Polish Roman Catholic bishop

Wiesław Lechowicz (b. 22 December 1962) is the incumbent Roman Catholic bishop of the Military Ordinariate of Poland.

==Biography==

Lechowicz was born in Dąbrowa Tarnowska to Bolesław and Władysława Lechowicz. After finishing schooling in Żabno and Tarnów, he began attending the diocesan seminary in Tarnów. He graduated with a magister's degree in biblical theology and was ordained a priest on 24 May 1987 by Jerzy Ablewicz, bishop of Tarnów. In 1992, he began to study pastoral theology at the Pontifical University of the Holy Cross; he obtained a licentiate in 1994 and a doctorate in 1996. Upon returning, he was made a pastor for a parish in Bochnia and later Nowy Sącz.

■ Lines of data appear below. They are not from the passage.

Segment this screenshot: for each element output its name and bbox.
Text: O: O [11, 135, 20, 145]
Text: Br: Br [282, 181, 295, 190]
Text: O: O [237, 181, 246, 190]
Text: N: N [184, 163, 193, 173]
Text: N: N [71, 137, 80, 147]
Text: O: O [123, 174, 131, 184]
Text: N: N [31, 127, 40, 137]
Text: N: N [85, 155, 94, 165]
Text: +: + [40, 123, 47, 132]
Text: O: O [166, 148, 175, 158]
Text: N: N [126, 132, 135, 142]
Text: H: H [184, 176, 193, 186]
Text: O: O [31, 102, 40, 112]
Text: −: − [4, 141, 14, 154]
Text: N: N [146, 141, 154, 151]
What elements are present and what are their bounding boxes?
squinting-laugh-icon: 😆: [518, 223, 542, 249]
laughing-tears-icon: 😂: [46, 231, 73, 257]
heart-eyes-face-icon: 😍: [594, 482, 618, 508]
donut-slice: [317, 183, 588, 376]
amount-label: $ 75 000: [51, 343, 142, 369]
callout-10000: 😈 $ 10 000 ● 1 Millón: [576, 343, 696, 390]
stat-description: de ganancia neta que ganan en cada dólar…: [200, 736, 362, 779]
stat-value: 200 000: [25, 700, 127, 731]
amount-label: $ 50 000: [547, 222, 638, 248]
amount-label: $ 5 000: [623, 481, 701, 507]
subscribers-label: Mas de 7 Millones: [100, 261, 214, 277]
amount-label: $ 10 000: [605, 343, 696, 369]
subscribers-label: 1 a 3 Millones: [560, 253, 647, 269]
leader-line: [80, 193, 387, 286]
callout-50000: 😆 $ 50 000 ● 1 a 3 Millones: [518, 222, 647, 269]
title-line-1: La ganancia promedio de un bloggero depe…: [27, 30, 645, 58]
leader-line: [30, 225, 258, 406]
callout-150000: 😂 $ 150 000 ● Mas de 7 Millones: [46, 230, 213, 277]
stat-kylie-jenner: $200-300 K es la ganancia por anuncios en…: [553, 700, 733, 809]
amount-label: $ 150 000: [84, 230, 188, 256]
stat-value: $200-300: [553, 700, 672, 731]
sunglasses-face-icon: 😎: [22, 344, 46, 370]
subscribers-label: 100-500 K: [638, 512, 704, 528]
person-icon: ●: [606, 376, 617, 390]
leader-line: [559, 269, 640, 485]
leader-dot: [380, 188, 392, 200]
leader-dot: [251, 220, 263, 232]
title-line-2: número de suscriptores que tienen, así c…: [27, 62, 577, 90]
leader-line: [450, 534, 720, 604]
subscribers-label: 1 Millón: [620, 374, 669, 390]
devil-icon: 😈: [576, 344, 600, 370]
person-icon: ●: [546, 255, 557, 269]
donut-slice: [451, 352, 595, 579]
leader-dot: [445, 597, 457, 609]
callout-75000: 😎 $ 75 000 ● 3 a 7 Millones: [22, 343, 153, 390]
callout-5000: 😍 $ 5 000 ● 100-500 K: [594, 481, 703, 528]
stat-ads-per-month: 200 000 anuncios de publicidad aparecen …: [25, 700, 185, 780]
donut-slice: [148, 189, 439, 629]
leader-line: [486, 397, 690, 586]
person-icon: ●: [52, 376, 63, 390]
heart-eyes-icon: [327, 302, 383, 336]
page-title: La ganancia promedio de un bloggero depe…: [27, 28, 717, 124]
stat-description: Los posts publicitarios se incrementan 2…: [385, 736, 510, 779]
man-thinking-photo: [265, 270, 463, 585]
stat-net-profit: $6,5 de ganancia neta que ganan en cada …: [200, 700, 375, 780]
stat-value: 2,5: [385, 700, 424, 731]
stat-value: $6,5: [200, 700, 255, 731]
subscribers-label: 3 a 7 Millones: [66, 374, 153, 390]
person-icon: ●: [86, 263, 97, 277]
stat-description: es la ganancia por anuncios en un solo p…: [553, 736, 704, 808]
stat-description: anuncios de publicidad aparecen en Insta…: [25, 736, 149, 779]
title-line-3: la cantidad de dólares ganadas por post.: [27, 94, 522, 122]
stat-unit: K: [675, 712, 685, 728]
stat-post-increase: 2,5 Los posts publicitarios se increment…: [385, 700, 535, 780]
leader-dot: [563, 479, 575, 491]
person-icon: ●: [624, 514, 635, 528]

In 1999, Lechowicz was made prefect of the diocesan seminary of Tarnów. During this period, he studied canon law at the Pontifical University of John Paul II; he graduated with a licentiate in 2002. He was appointed rector of the diocesan seminary of Tarnów in 2004 and was appointed chaplain of His Holiness on 10 March 2005. On 22 December 2007, Lechowicz was appointed by Pope Francis as auxiliary bishop of Tarnów and titular bishop of Lambiridi; he was consecrated on 16 February 2008 by Wiktor Skworc, with assistance from Józef Kowalczyk and Stanisław Dziwisz.

On 15 January 2022, he was appointed by Francis as bishop of the Military Ordinariate of Poland. He was installed on 12 February.